Summary
SBC Communications Inc. (now AT&T Inc.) reported its financial results for the quarter and six months ended June 30, 2001. The company saw a decrease in total operating revenues for both periods compared to the prior year, largely influenced by a decline in wireless subscriber revenue and network access revenue. However, operating income showed a modest increase for the quarter, despite a decrease for the six-month period, reflecting effective cost management. Net income saw a healthy increase of 11.9% for the quarter and 6.9% for the six-month period year-over-year, partially aided by an extraordinary loss related to debt redemption. The company's strategic focus appears to be on growth areas like wireline services, particularly DSL, and managing operational efficiencies. Investors should note the ongoing impact of competition, economic conditions, and regulatory changes, especially in Illinois, which could significantly affect future results.
Key Highlights
- 1Total operating revenues decreased by 13.0% for the quarter and 12.0% for the six-month period compared to the prior year, driven by lower wireless subscriber and network access revenues.

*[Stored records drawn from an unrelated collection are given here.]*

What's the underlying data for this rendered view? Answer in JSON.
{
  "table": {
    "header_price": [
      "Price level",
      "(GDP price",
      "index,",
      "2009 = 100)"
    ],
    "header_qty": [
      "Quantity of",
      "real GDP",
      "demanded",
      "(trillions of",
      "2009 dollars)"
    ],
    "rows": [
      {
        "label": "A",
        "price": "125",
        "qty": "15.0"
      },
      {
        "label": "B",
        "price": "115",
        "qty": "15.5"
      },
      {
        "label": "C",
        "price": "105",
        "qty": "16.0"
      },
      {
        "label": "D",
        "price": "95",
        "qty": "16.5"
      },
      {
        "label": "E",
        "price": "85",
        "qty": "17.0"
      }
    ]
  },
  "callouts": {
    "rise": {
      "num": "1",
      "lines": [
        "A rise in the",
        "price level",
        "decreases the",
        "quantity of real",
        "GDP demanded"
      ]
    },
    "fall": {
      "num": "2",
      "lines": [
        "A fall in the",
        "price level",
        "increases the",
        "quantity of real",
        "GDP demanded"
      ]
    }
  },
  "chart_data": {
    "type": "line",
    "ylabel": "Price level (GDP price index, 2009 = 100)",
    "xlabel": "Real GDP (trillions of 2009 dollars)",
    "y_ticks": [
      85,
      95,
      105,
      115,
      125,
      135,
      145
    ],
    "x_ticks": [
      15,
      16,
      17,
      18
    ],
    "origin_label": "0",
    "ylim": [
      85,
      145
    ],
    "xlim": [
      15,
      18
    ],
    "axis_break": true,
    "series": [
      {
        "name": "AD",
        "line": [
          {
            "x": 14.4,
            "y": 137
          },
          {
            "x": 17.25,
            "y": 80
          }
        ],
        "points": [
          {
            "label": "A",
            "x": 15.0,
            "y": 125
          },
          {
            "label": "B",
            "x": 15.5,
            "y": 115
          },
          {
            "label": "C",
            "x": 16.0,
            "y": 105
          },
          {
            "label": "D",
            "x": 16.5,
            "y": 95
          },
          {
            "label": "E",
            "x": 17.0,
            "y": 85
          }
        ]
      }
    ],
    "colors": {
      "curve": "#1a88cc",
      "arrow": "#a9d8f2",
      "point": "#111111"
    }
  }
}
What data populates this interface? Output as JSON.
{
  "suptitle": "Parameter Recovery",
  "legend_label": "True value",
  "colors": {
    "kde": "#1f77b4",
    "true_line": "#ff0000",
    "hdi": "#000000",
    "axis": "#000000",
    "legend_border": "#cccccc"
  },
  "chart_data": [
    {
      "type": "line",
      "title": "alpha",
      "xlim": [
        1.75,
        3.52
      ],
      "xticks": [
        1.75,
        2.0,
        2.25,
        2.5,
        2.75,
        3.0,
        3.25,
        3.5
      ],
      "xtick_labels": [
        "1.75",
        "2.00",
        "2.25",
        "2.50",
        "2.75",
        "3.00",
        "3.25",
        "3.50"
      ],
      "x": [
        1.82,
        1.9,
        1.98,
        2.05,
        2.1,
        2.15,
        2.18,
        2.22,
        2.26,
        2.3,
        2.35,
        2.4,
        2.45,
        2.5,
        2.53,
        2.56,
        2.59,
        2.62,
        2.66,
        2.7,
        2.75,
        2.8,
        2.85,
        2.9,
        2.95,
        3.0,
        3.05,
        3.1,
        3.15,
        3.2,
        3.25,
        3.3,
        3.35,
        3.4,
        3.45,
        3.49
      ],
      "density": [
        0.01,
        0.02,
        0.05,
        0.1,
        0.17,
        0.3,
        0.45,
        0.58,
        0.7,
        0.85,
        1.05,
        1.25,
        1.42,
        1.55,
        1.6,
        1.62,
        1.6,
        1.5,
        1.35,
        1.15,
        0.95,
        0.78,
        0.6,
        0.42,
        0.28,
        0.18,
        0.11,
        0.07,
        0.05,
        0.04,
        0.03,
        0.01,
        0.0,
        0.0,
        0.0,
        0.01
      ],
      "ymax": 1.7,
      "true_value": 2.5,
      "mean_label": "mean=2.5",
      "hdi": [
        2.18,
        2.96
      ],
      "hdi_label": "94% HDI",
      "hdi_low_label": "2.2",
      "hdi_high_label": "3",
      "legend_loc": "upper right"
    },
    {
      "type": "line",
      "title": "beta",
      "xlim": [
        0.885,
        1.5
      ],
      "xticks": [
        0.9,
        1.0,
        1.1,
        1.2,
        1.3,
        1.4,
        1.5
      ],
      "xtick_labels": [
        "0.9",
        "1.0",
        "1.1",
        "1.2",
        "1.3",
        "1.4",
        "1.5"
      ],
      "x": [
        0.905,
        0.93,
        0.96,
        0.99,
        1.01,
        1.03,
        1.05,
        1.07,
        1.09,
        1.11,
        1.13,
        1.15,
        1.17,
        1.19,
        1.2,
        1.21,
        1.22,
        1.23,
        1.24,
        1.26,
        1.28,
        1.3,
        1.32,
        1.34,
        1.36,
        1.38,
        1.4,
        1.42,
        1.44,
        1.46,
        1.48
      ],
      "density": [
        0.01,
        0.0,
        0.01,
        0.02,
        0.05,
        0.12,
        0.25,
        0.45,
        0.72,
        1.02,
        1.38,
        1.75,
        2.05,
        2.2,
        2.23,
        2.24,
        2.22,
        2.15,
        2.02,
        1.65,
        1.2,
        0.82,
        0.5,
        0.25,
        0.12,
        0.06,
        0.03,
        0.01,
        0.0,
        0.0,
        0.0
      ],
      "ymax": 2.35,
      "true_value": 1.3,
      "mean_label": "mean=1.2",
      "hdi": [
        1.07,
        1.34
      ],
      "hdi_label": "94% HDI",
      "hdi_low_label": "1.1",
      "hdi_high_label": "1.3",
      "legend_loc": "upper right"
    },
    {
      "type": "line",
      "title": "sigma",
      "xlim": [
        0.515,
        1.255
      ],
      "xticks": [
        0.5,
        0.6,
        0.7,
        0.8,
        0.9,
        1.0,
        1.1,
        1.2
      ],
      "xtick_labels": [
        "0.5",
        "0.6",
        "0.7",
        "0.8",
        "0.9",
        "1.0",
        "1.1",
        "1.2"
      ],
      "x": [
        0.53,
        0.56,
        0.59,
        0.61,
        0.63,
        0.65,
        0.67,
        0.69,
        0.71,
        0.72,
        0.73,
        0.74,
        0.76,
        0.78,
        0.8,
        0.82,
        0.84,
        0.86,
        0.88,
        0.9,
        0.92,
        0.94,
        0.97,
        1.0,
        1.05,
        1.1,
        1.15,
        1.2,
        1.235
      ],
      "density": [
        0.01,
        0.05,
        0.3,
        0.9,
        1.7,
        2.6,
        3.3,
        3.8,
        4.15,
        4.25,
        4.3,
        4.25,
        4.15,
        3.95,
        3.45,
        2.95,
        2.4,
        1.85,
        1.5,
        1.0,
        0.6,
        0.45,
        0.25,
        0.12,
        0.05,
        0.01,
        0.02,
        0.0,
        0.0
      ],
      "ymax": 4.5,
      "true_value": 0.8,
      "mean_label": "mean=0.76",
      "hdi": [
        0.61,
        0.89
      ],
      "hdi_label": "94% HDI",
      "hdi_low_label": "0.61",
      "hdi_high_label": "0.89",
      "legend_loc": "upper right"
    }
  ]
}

- 2Operating income increased slightly by 2.6% for the quarter to $3,077 million, but decreased by 5.6% for the six-month period to $5,736 million.
- 3Net income grew by 11.9% to $2,071 million for the quarter and by 6.9% to $3,925 million for the six-month period, demonstrating improved profitability on a net basis.
- 4Earnings per diluted share increased to $0.61 for the quarter and $1.15 for the six-month period, up from $0.54 and $1.07 respectively in the prior year.
- 5The company is actively managing its debt, with a decrease in debt maturing within one year and various debt issuances and redemptions during the period.
- 6Despite a decrease in network access lines, the company continues to see growth in its wireline segment, particularly with the rollout of DSL, which now serves over 1 million customers.
- 7Significant restructuring and cost-saving measures are evident, with total operating expenses decreasing by 17.6% for the quarter and 13.9% for the six-month period.